Membros Participantes:
Entre seus principais participantes destacaram-se os médicos João Teixeira Alves e Johanes Paulsen, que ingressaram no ano de 1895; José Martins Bonilha de Toledo, que substituiu João Teixeira Alves (1896); Vital Brazil Mineiro da Campanha, que ingressou no ano de 1897, no cargo de médico ajudante, em substituição a Johanes Paulsen, que pediu exoneração; o inspetor sanitário Carlos Luiz Meyer, que ingressou como novo médico assistente em agosto de 1900, atuando ao lado de Adolpho Lutz e José Martins Bonilha de Toledo; Ivo Bandi (1901); Adolpho Carlos Lindemberg (1903), no lugar de Bonilha de Toledo que falecera, vítima de febre amarela; e o médico assistente Arthur Palmeira Ripper (1904), em substituição ao médico Ivo Bandi. Este foi exonerado no fim do ano seguinte, substituído por Theodoro da Silva Bayma.

Em fevereiro de 1912, Manuel Pais de Azevedo foi nomeado médico assistente, ocupando o lugar deixado vago por Eduardo Rodrigues Alves, que se deslocara para a Seção de Proteção à Infância. No ano seguinte, o Instituto teve como participante o microbiologista da Universidade de Berlim, Martin Ficker, conhecido internacionalmente por seus estudos sobre o diagnóstico do tifo. No ano de 1915, Manuel Pais de Azevedo exonerou-se, sendo substituído por Bruno Rangel Pestana. No final do ano, Martin Ficker retornou à Alemanha. Por sua vez, desde março, Alexandrino de Moraes Pedroso vinha atuando como assistente.

Adolpho Carlos Lindemberg deixou, em 1916, o Instituto para assumir a cátedra de Dermatologia da Faculdade de Medicina de São Paulo.

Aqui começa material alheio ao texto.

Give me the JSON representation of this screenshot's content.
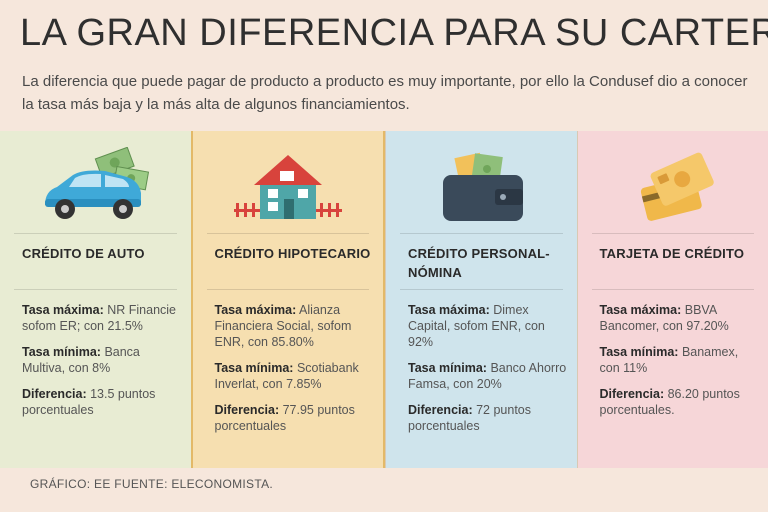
{
  "header": {
    "title": "LA GRAN DIFERENCIA PARA SU CARTERA",
    "subtitle": "La diferencia que puede pagar de producto a producto es muy importante, por ello la Condusef dio a conocer la tasa más baja y la más alta de algunos financiamientos."
  },
  "columns": [
    {
      "icon": "car-with-money-icon",
      "heading": "CRÉDITO DE AUTO",
      "max_label": "Tasa máxima:",
      "max_value": " NR Financie sofom ER; con 21.5%",
      "min_label": "Tasa mínima:",
      "min_value": " Banca Multiva, con 8%",
      "diff_label": "Diferencia:",
      "diff_value": " 13.5 puntos porcentuales",
      "color": "#e8ecd3"
    },
    {
      "icon": "house-icon",
      "heading": "CRÉDITO HIPOTECARIO",
      "max_label": "Tasa máxima:",
      "max_value": " Alianza Financiera Social, sofom ENR, con 85.80%",
      "min_label": "Tasa mínima:",
      "min_value": " Scotiabank Inverlat, con 7.85%",
      "diff_label": "Diferencia:",
      "diff_value": "  77.95 puntos porcentuales",
      "color": "#f6dfb0"
    },
    {
      "icon": "wallet-icon",
      "heading": "CRÉDITO PERSONAL-NÓMINA",
      "max_label": "Tasa máxima:",
      "max_value": " Dimex Capital, sofom ENR, con 92%",
      "min_label": "Tasa mínima:",
      "min_value": " Banco Ahorro Famsa, con 20%",
      "diff_label": "Diferencia:",
      "diff_value": " 72 puntos porcentuales",
      "color": "#cfe4ec"
    },
    {
      "icon": "credit-cards-icon",
      "heading": "TARJETA DE CRÉDITO",
      "max_label": "Tasa máxima:",
      "max_value": " BBVA Bancomer, con 97.20%",
      "min_label": "Tasa mínima:",
      "min_value": " Banamex, con 11%",
      "diff_label": "Diferencia:",
      "diff_value": " 86.20 puntos porcentuales.",
      "color": "#f6d6d8"
    }
  ],
  "footer": {
    "source": "GRÁFICO: EE  FUENTE: ELECONOMISTA."
  }
}
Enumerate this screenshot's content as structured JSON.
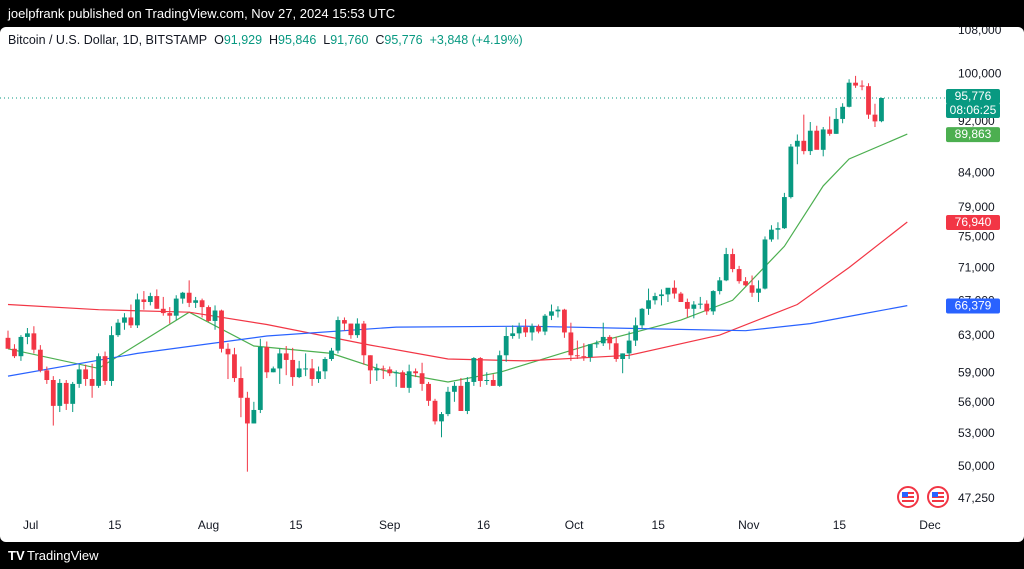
{
  "header": {
    "published": "joelpfrank published on TradingView.com, Nov 27, 2024 15:53 UTC"
  },
  "legend": {
    "symbol": "Bitcoin / U.S. Dollar, 1D, BITSTAMP",
    "o_label": "O",
    "o": "91,929",
    "h_label": "H",
    "h": "95,846",
    "l_label": "L",
    "l": "91,760",
    "c_label": "C",
    "c": "95,776",
    "change": "+3,848 (+4.19%)"
  },
  "footer": {
    "logo": "TV",
    "brand": "TradingView"
  },
  "colors": {
    "up": "#089981",
    "down": "#f23645",
    "ma_fast": "#4caf50",
    "ma_mid": "#f23645",
    "ma_slow": "#2962ff",
    "last": "#089981"
  },
  "chart_data": {
    "type": "candlestick",
    "y_scale": "log",
    "y_ticks": [
      "108,000",
      "100,000",
      "92,000",
      "84,000",
      "79,000",
      "75,000",
      "71,000",
      "67,000",
      "63,000",
      "59,000",
      "56,000",
      "53,000",
      "50,000",
      "47,250"
    ],
    "x_ticks": [
      "Jul",
      "15",
      "Aug",
      "15",
      "Sep",
      "16",
      "Oct",
      "15",
      "Nov",
      "15",
      "Dec"
    ],
    "price_tags": [
      {
        "label": "95,776",
        "value": 95776,
        "color": "#089981"
      },
      {
        "label": "08:06:25",
        "value": 93900,
        "color": "#089981"
      },
      {
        "label": "89,863",
        "value": 89863,
        "color": "#4caf50"
      },
      {
        "label": "76,940",
        "value": 76940,
        "color": "#f23645"
      },
      {
        "label": "66,379",
        "value": 66379,
        "color": "#2962ff"
      }
    ],
    "last_price": 95776,
    "candles": [
      [
        62700,
        63500,
        61800,
        61500
      ],
      [
        61500,
        62000,
        60500,
        60700
      ],
      [
        60700,
        63000,
        60200,
        62800
      ],
      [
        62800,
        63800,
        62000,
        63200
      ],
      [
        63200,
        64000,
        61000,
        61400
      ],
      [
        61400,
        61900,
        59000,
        59200
      ],
      [
        59200,
        59600,
        57800,
        58200
      ],
      [
        58200,
        58600,
        53700,
        55600
      ],
      [
        55600,
        58300,
        55000,
        57900
      ],
      [
        57900,
        58200,
        55200,
        55800
      ],
      [
        55800,
        58000,
        55000,
        57800
      ],
      [
        57800,
        59800,
        57400,
        59300
      ],
      [
        59300,
        59800,
        57600,
        58300
      ],
      [
        58300,
        59900,
        56400,
        57600
      ],
      [
        57600,
        61000,
        57400,
        60700
      ],
      [
        60700,
        61200,
        57700,
        58100
      ],
      [
        58100,
        64000,
        57600,
        63000
      ],
      [
        63000,
        64800,
        62800,
        64400
      ],
      [
        64400,
        65500,
        63600,
        65000
      ],
      [
        65000,
        66500,
        63800,
        64100
      ],
      [
        64100,
        67800,
        63800,
        67100
      ],
      [
        67100,
        68100,
        65900,
        66800
      ],
      [
        66800,
        67900,
        66400,
        67500
      ],
      [
        67500,
        68300,
        66000,
        66000
      ],
      [
        66000,
        67400,
        65200,
        65500
      ],
      [
        65500,
        66200,
        64300,
        65200
      ],
      [
        65200,
        67600,
        64700,
        67200
      ],
      [
        67200,
        68000,
        66600,
        67900
      ],
      [
        67900,
        69400,
        66200,
        66700
      ],
      [
        66700,
        67400,
        66100,
        67000
      ],
      [
        67000,
        67200,
        65000,
        66200
      ],
      [
        66200,
        66400,
        64500,
        64600
      ],
      [
        64600,
        66400,
        63600,
        65800
      ],
      [
        65800,
        65900,
        61100,
        61500
      ],
      [
        61500,
        62100,
        58300,
        60900
      ],
      [
        60900,
        61600,
        58000,
        58400
      ],
      [
        58400,
        59600,
        54500,
        56400
      ],
      [
        56400,
        57000,
        49500,
        53900
      ],
      [
        53900,
        56000,
        53900,
        55200
      ],
      [
        55200,
        62600,
        54900,
        61700
      ],
      [
        61700,
        62300,
        58400,
        59000
      ],
      [
        59000,
        59600,
        59000,
        59400
      ],
      [
        59400,
        61500,
        57800,
        61000
      ],
      [
        61000,
        61800,
        58700,
        60300
      ],
      [
        60300,
        61600,
        57600,
        58500
      ],
      [
        58500,
        60200,
        58400,
        59400
      ],
      [
        59400,
        61000,
        58600,
        59400
      ],
      [
        59400,
        60400,
        57600,
        58300
      ],
      [
        58300,
        59600,
        57900,
        59100
      ],
      [
        59100,
        60600,
        58300,
        60400
      ],
      [
        60400,
        61600,
        60200,
        61300
      ],
      [
        61300,
        65100,
        61000,
        64700
      ],
      [
        64700,
        65000,
        63500,
        64300
      ],
      [
        64300,
        64300,
        62600,
        63000
      ],
      [
        63000,
        64900,
        62700,
        64300
      ],
      [
        64300,
        64600,
        59800,
        60800
      ],
      [
        60800,
        60800,
        57800,
        59200
      ],
      [
        59200,
        59900,
        58100,
        59400
      ],
      [
        59400,
        59700,
        58300,
        59300
      ],
      [
        59300,
        59600,
        58600,
        58900
      ],
      [
        58900,
        59200,
        57500,
        59000
      ],
      [
        59000,
        59200,
        57700,
        57400
      ],
      [
        57400,
        59800,
        56900,
        59100
      ],
      [
        59100,
        59400,
        58500,
        58900
      ],
      [
        58900,
        60000,
        57100,
        57800
      ],
      [
        57800,
        58000,
        55600,
        56100
      ],
      [
        56100,
        56300,
        53800,
        54100
      ],
      [
        54100,
        55000,
        52600,
        54800
      ],
      [
        54800,
        57500,
        54600,
        57000
      ],
      [
        57000,
        58000,
        56000,
        57600
      ],
      [
        57600,
        58400,
        55500,
        55100
      ],
      [
        55100,
        58500,
        54800,
        58000
      ],
      [
        58000,
        60600,
        57600,
        60500
      ],
      [
        60500,
        60600,
        57500,
        58100
      ],
      [
        58100,
        59000,
        57700,
        58200
      ],
      [
        58200,
        58800,
        57600,
        57600
      ],
      [
        57600,
        61300,
        57500,
        60800
      ],
      [
        60800,
        63900,
        60100,
        62900
      ],
      [
        62900,
        64100,
        62600,
        63200
      ],
      [
        63200,
        64400,
        62600,
        63900
      ],
      [
        63900,
        64800,
        62800,
        63300
      ],
      [
        63300,
        64300,
        62400,
        64000
      ],
      [
        64000,
        64200,
        63200,
        63400
      ],
      [
        63400,
        65400,
        63000,
        65200
      ],
      [
        65200,
        66500,
        64700,
        65700
      ],
      [
        65700,
        66300,
        65000,
        65900
      ],
      [
        65900,
        66000,
        62700,
        63300
      ],
      [
        63300,
        64400,
        60200,
        60800
      ],
      [
        60800,
        62400,
        60400,
        60700
      ],
      [
        60700,
        62100,
        60200,
        60600
      ],
      [
        60600,
        62000,
        60100,
        62000
      ],
      [
        62000,
        62400,
        61600,
        62100
      ],
      [
        62100,
        64400,
        61800,
        62800
      ],
      [
        62800,
        63000,
        61400,
        62100
      ],
      [
        62100,
        62800,
        60100,
        60400
      ],
      [
        60400,
        61000,
        58900,
        61000
      ],
      [
        61000,
        63400,
        60400,
        62400
      ],
      [
        62400,
        65000,
        61800,
        64100
      ],
      [
        64100,
        66100,
        63700,
        66000
      ],
      [
        66000,
        68400,
        65300,
        67000
      ],
      [
        67000,
        67900,
        66500,
        67500
      ],
      [
        67500,
        68300,
        66400,
        67700
      ],
      [
        67700,
        68400,
        66800,
        68500
      ],
      [
        68500,
        69400,
        67200,
        67800
      ],
      [
        67800,
        68000,
        66800,
        66800
      ],
      [
        66800,
        67200,
        65000,
        66000
      ],
      [
        66000,
        66900,
        64900,
        66500
      ],
      [
        66500,
        67400,
        66000,
        66600
      ],
      [
        66600,
        67000,
        65300,
        65700
      ],
      [
        65700,
        68200,
        65300,
        68100
      ],
      [
        68100,
        69800,
        67700,
        69400
      ],
      [
        69400,
        73500,
        69300,
        72700
      ],
      [
        72700,
        73400,
        70400,
        70800
      ],
      [
        70800,
        71200,
        69000,
        69300
      ],
      [
        69300,
        69800,
        68700,
        68800
      ],
      [
        68800,
        70000,
        67400,
        67900
      ],
      [
        67900,
        69400,
        66800,
        68400
      ],
      [
        68400,
        75000,
        68300,
        74600
      ],
      [
        74600,
        76500,
        74300,
        75900
      ],
      [
        75900,
        76900,
        74600,
        76100
      ],
      [
        76100,
        81000,
        76000,
        80400
      ],
      [
        80400,
        88300,
        80200,
        87900
      ],
      [
        87900,
        89800,
        85200,
        88800
      ],
      [
        88800,
        93000,
        86700,
        87200
      ],
      [
        87200,
        91800,
        86600,
        90400
      ],
      [
        90400,
        91200,
        87600,
        87400
      ],
      [
        87400,
        91000,
        86400,
        90600
      ],
      [
        90600,
        92700,
        89600,
        89900
      ],
      [
        89900,
        94100,
        89900,
        92300
      ],
      [
        92300,
        94900,
        91600,
        94300
      ],
      [
        94300,
        99000,
        94200,
        98400
      ],
      [
        98400,
        99600,
        97500,
        97900
      ],
      [
        97900,
        98800,
        97100,
        97800
      ],
      [
        97800,
        98300,
        92300,
        93000
      ],
      [
        93000,
        94800,
        91000,
        91900
      ],
      [
        91929,
        95846,
        91760,
        95776
      ]
    ],
    "ma_fast": [
      [
        0,
        61500
      ],
      [
        14,
        59400
      ],
      [
        28,
        65600
      ],
      [
        38,
        61800
      ],
      [
        50,
        61000
      ],
      [
        58,
        59200
      ],
      [
        68,
        58000
      ],
      [
        76,
        59000
      ],
      [
        92,
        62400
      ],
      [
        104,
        64700
      ],
      [
        112,
        67000
      ],
      [
        120,
        73700
      ],
      [
        126,
        82000
      ],
      [
        130,
        86000
      ],
      [
        139,
        89863
      ]
    ],
    "ma_mid": [
      [
        0,
        66500
      ],
      [
        14,
        65900
      ],
      [
        28,
        65600
      ],
      [
        40,
        64200
      ],
      [
        56,
        61900
      ],
      [
        68,
        60400
      ],
      [
        80,
        60200
      ],
      [
        96,
        60800
      ],
      [
        110,
        63000
      ],
      [
        122,
        66500
      ],
      [
        130,
        71000
      ],
      [
        139,
        76940
      ]
    ],
    "ma_slow": [
      [
        0,
        58600
      ],
      [
        20,
        61000
      ],
      [
        40,
        62900
      ],
      [
        60,
        63900
      ],
      [
        80,
        64000
      ],
      [
        100,
        63700
      ],
      [
        114,
        63500
      ],
      [
        124,
        64300
      ],
      [
        132,
        65400
      ],
      [
        139,
        66379
      ]
    ]
  }
}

Em dezembro de 1917, mais um médico assistente, Antônio Pinheiro de Ulhôa Cintra, ingressou na instituição, da qual, no ano seguinte, afastou-se Alexandrino de Moraes Pedroso.

Em 1919, mais dois médicos assistentes entraram para o Instituto: José Pedro de Carvalho Lima e Sebastião de Camargo Calazans; e em 1922, Joaquim Pires Fleury passou a fazer parte do quadro de assistentes.

No ano de 1923, em janeiro, foi contratada a primeira mulher para trabalhar no Instituto, a auxiliar de laboratório Maria Arantes. Além dela, duas novas funcionárias atuaram no estabelecimento naquele ano: Olga Ferreira de Barros, química, e Azália Machado, bacteriologista.

Muitos dos seus participantes tornaram-se professores da Escola de Farmácia, Odontologia e Obstetrícia de São Paulo e da Faculdade de Medicina e Cirurgia de São Paulo.
 

Estrutura e funcionamento

Durante o ano de 1893, o então Instituto Bacteriológico detectou na Hospedaria dos Imigrantes, na capital, um surto de cólera morbo, identificando, por meio de cultura, o bacilo vírgula - causador da doença. No ano seguinte, o Instituto novamente atuou no combate a outra epidemia de cólera, que teve início no Vale do Paraíba e espalhou-se pelo interior do Estado.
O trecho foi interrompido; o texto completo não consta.